Bones provide a structural framework, among other vital roles. The tendons from muscles are attached to the skeleton, giving support to soft tissue, and allowing us to be mobile. They also act as armor that protects our precious internal organs, such as the heart and lungs. Less visible functions that bones have on our body include storing minerals such as calcium and phosphorus, and producing red and white blood cells, and platelets, where each respectively; carry oxygen to our tissues and remove carbon dioxide (making them vital for survival.) Despite the many life-sustaining roles bones play, few people take the time to understand how bones develop and age, what causes them to weaken and what steps can be taken to keep them strong and healthy
Bones, like any other living tissue, are constantly breaking down and rebuilding themselves. Throughout childhood and adolescence, our bones are exploding with rapid growth. Up to 90% of peak bone mass is acquired by the age of 16-20 in females and 20-25 in males. Bones continue to grow until around age 30, when they have reached their maximum strength and density. Unfortunately for ladies, during the post-menopausal years there is rapid bone loss. This loss can lead to osteoporosis; a condition that causes bones to become thin, porous, and weak leading to increased risk of fractures. Because dealing with all the joys that menopause brings wasn’t enough! Beyond the age of 50 bones continue to weaken for both and men and women. We can take comfort however, that there are factors within our control that can reduce the risk of brittle bones and osteoporosis. Paying a little more attention to diet, exercise and lifestyle choices can keep your bones strong and healthy at any age.
Calcium is a major building block of our bones. The daily recommended intake for adults is 1000-1300 mg that can be consumed from a variety of foods. Excellent sources of calcium include milk, yogurt, cheese, green vegetables, dried fruit, tofu and sardines. Even with a calcium-rich diet, your body can only absorb it with the help of vitamin D, which makes Vitamin D a key player in keeping bones strong and healthy. Although our skin makes vitamin D when exposed to the sun, most people probably aren’t getting enough during winter months. The daily recommended intake of vitamin D is 200 IU and as we age and lose bone density we need more. In fact, double this amount is required over the age of 50 and triple the amount over the age of 65. Vitamin D sources from food are limited to include egg yolks, canned fish such as tuna, salmon and sardines. There are however some foods that are actually fortified with both calcium and vitamin D, such as dairy products, orange juice and cereal. If you still can’t seem to meet your daily requirements through the food you eat, supplementation is another option. Be sure to choose vitamin D3 and calcium citrate as they are better absorbed and utilized by the body compared to vitamin D2 and other forms of calcium such as calcium carbonate. Finally, don’t exceed the recommended daily amount! This may lead to toxicity and health complications.
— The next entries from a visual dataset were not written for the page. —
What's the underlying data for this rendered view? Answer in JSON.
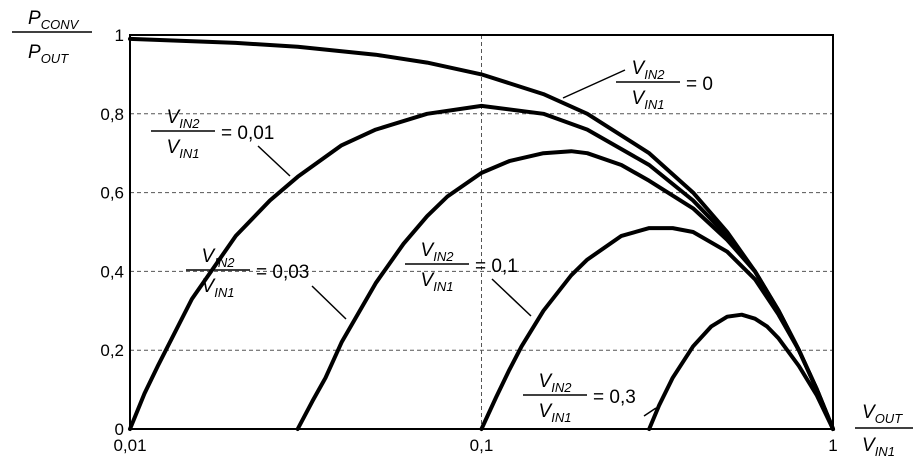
{
  "chart_data": {
    "type": "line",
    "x_scale": "log",
    "xlim": [
      0.01,
      1
    ],
    "ylim": [
      0,
      1
    ],
    "grid": true,
    "x_ticks": [
      {
        "value": 0.01,
        "label": "0,01"
      },
      {
        "value": 0.1,
        "label": "0,1"
      },
      {
        "value": 1,
        "label": "1"
      }
    ],
    "y_ticks": [
      {
        "value": 0,
        "label": "0"
      },
      {
        "value": 0.2,
        "label": "0,2"
      },
      {
        "value": 0.4,
        "label": "0,4"
      },
      {
        "value": 0.6,
        "label": "0,6"
      },
      {
        "value": 0.8,
        "label": "0,8"
      },
      {
        "value": 1,
        "label": "1"
      }
    ],
    "ylabel": {
      "num": "P",
      "num_sub": "CONV",
      "den": "P",
      "den_sub": "OUT"
    },
    "xlabel": {
      "num": "V",
      "num_sub": "OUT",
      "den": "V",
      "den_sub": "IN1"
    },
    "series": [
      {
        "ratio_label": "0",
        "x": [
          0.01,
          0.02,
          0.03,
          0.05,
          0.07,
          0.1,
          0.15,
          0.2,
          0.3,
          0.4,
          0.5,
          0.6,
          0.7,
          0.8,
          0.9,
          1.0
        ],
        "y": [
          0.99,
          0.98,
          0.97,
          0.95,
          0.93,
          0.9,
          0.85,
          0.8,
          0.7,
          0.6,
          0.5,
          0.4,
          0.3,
          0.2,
          0.1,
          0.0
        ]
      },
      {
        "ratio_label": "0,01",
        "x": [
          0.01,
          0.011,
          0.012,
          0.015,
          0.02,
          0.025,
          0.03,
          0.04,
          0.05,
          0.07,
          0.1,
          0.15,
          0.2,
          0.3,
          0.4,
          0.5,
          0.6,
          0.7,
          0.8,
          0.9,
          1.0
        ],
        "y": [
          0.0,
          0.09,
          0.16,
          0.33,
          0.49,
          0.58,
          0.64,
          0.72,
          0.76,
          0.8,
          0.82,
          0.8,
          0.76,
          0.67,
          0.58,
          0.49,
          0.4,
          0.3,
          0.2,
          0.1,
          0.0
        ]
      },
      {
        "ratio_label": "0,03",
        "x": [
          0.03,
          0.033,
          0.036,
          0.04,
          0.05,
          0.06,
          0.07,
          0.08,
          0.1,
          0.12,
          0.15,
          0.18,
          0.2,
          0.25,
          0.3,
          0.4,
          0.5,
          0.6,
          0.7,
          0.8,
          0.9,
          1.0
        ],
        "y": [
          0.0,
          0.07,
          0.13,
          0.22,
          0.37,
          0.47,
          0.54,
          0.59,
          0.65,
          0.68,
          0.7,
          0.705,
          0.7,
          0.67,
          0.63,
          0.56,
          0.48,
          0.4,
          0.3,
          0.2,
          0.1,
          0.0
        ]
      },
      {
        "ratio_label": "0,1",
        "x": [
          0.1,
          0.11,
          0.12,
          0.13,
          0.15,
          0.18,
          0.2,
          0.25,
          0.3,
          0.35,
          0.4,
          0.5,
          0.6,
          0.7,
          0.8,
          0.9,
          1.0
        ],
        "y": [
          0.0,
          0.08,
          0.15,
          0.21,
          0.3,
          0.39,
          0.43,
          0.49,
          0.51,
          0.51,
          0.5,
          0.45,
          0.38,
          0.29,
          0.2,
          0.1,
          0.0
        ]
      },
      {
        "ratio_label": "0,3",
        "x": [
          0.3,
          0.32,
          0.35,
          0.4,
          0.45,
          0.5,
          0.55,
          0.6,
          0.65,
          0.7,
          0.8,
          0.9,
          1.0
        ],
        "y": [
          0.0,
          0.06,
          0.13,
          0.21,
          0.26,
          0.285,
          0.29,
          0.28,
          0.26,
          0.23,
          0.16,
          0.085,
          0.0
        ]
      }
    ],
    "annotations": [
      {
        "series": 0,
        "num": "V",
        "num_sub": "IN2",
        "den": "V",
        "den_sub": "IN1",
        "value": "0"
      },
      {
        "series": 1,
        "num": "V",
        "num_sub": "IN2",
        "den": "V",
        "den_sub": "IN1",
        "value": "0,01"
      },
      {
        "series": 2,
        "num": "V",
        "num_sub": "IN2",
        "den": "V",
        "den_sub": "IN1",
        "value": "0,03"
      },
      {
        "series": 3,
        "num": "V",
        "num_sub": "IN2",
        "den": "V",
        "den_sub": "IN1",
        "value": "0,1"
      },
      {
        "series": 4,
        "num": "V",
        "num_sub": "IN2",
        "den": "V",
        "den_sub": "IN1",
        "value": "0,3"
      }
    ]
  }
}
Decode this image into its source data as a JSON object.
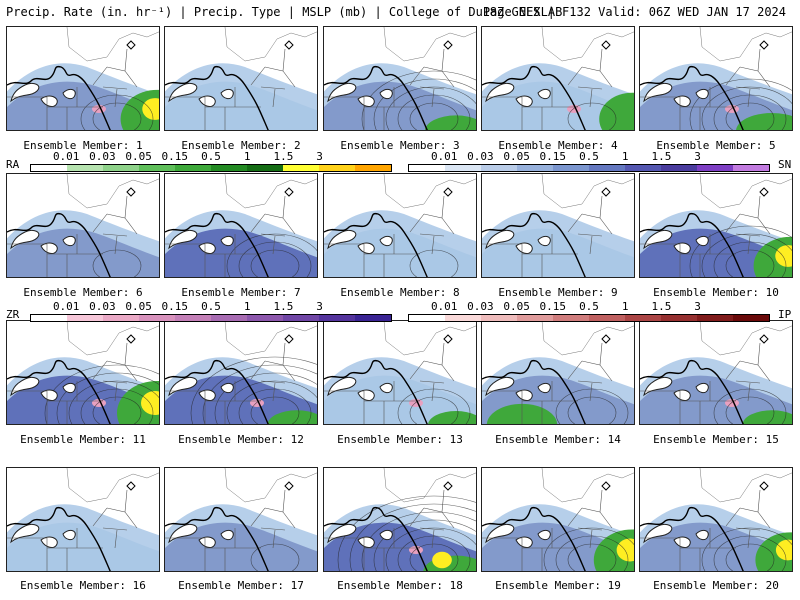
{
  "header": {
    "left": "Precip. Rate (in. hr⁻¹) | Precip. Type | MSLP (mb) | College of DuPage NEXLAB",
    "right": "18Z GEFS | F132 Valid: 06Z WED JAN 17 2024"
  },
  "members": [
    {
      "label": "Ensemble Member: 1"
    },
    {
      "label": "Ensemble Member: 2"
    },
    {
      "label": "Ensemble Member: 3"
    },
    {
      "label": "Ensemble Member: 4"
    },
    {
      "label": "Ensemble Member: 5"
    },
    {
      "label": "Ensemble Member: 6"
    },
    {
      "label": "Ensemble Member: 7"
    },
    {
      "label": "Ensemble Member: 8"
    },
    {
      "label": "Ensemble Member: 9"
    },
    {
      "label": "Ensemble Member: 10"
    },
    {
      "label": "Ensemble Member: 11"
    },
    {
      "label": "Ensemble Member: 12"
    },
    {
      "label": "Ensemble Member: 13"
    },
    {
      "label": "Ensemble Member: 14"
    },
    {
      "label": "Ensemble Member: 15"
    },
    {
      "label": "Ensemble Member: 16"
    },
    {
      "label": "Ensemble Member: 17"
    },
    {
      "label": "Ensemble Member: 18"
    },
    {
      "label": "Ensemble Member: 19"
    },
    {
      "label": "Ensemble Member: 20"
    }
  ],
  "legends": {
    "ra": {
      "cap": "RA",
      "ticks": [
        "0.01",
        "0.03",
        "0.05",
        "0.15",
        "0.5",
        "1",
        "1.5",
        "3"
      ],
      "colors": [
        "#ffffff",
        "#b7e4b0",
        "#8fd38a",
        "#5fbf5a",
        "#3ea93a",
        "#238b23",
        "#156d15",
        "#ffff33",
        "#ffd21a",
        "#ffa500"
      ]
    },
    "sn": {
      "cap": "SN",
      "ticks": [
        "0.01",
        "0.03",
        "0.05",
        "0.15",
        "0.5",
        "1",
        "1.5",
        "3"
      ],
      "colors": [
        "#ffffff",
        "#dbe6f4",
        "#b9cce8",
        "#97b1dc",
        "#7b96cf",
        "#6478c0",
        "#5457b1",
        "#4a3c9e",
        "#7e3fc4",
        "#c27be0"
      ]
    },
    "zr": {
      "cap": "ZR",
      "ticks": [
        "0.01",
        "0.03",
        "0.05",
        "0.15",
        "0.5",
        "1",
        "1.5",
        "3"
      ],
      "colors": [
        "#ffffff",
        "#f6c7d9",
        "#eaa9c6",
        "#d892bd",
        "#c480b8",
        "#a86cb3",
        "#8d58ad",
        "#7046a6",
        "#54349d",
        "#3a2494"
      ]
    },
    "ip": {
      "cap": "IP",
      "ticks": [
        "0.01",
        "0.03",
        "0.05",
        "0.15",
        "0.5",
        "1",
        "1.5",
        "3"
      ],
      "colors": [
        "#ffffff",
        "#f9d9d9",
        "#efbcbc",
        "#e09c9c",
        "#d07d7d",
        "#bf6060",
        "#ab4545",
        "#963030",
        "#801c1c",
        "#6a0a0a"
      ]
    }
  },
  "colors": {
    "snow_light": "#a9c7e6",
    "snow_mid": "#7d93c8",
    "snow_dark": "#5566b5",
    "rain_green": "#3fa83b",
    "rain_dark": "#1f7d1f",
    "heavy_yellow": "#ffee22",
    "mix_pink": "#e8a0c0",
    "map_lines": "#222222"
  }
}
Just like our muscles, exercising helps to strengthen and improve overall bone health. Bone is a living tissue that adapts when put under stress. As a result, the bones build more cells and become denser. Two types of exercise that are important for building and maintaining bone density are;
- Weight bearing exercises
- Weight-bearing exercises include activities that make you move against gravity while staying upright, and can be high or low impact. Examples of high-impact weight-bearing exercises to keep bones strong are hiking, running, jumping rope, soccer and tennis.
- Low-impact weight-bearing exercises are a safe alternative, which include elliptical and stair-climbing machines, dancing and brisk walking.
- Muscle-strengthening exercises
- Muscle-strengthening exercises involve moving your body, a weight, or some other resistance against gravity, also known as resistance training (lifting weights, using elastic exercise bands or machines and lifting your own body weight such as push ups or pull ups).
If you are unsure where to start when it comes to exercise? As a rule of thumb; 30 minutes of bone building exercise 5 times per week can significantly improve bone health.
Controllable lifestyle choices can have a major impact on your bone health, and reduce the risk of fractures by up to 50%. Smoking cigarettes and consumption of alcohol are associated with reduced bone mass and weaker bones. More than two alcoholic drinks per day may impair the body’s ability to absorb calcium and increase the risk of fracture. So if you want to preserve bone mass, don’t smoke and keep alcohol at a minimum.
Bone health is like a long-term investment; similar to the ones you make through out life towards your retirement. The small deposits and care that you take over the years will benefit you later in life. Proper diet, exercise and the lifestyle decisions you make will maintain your bone health and increase your quality of life.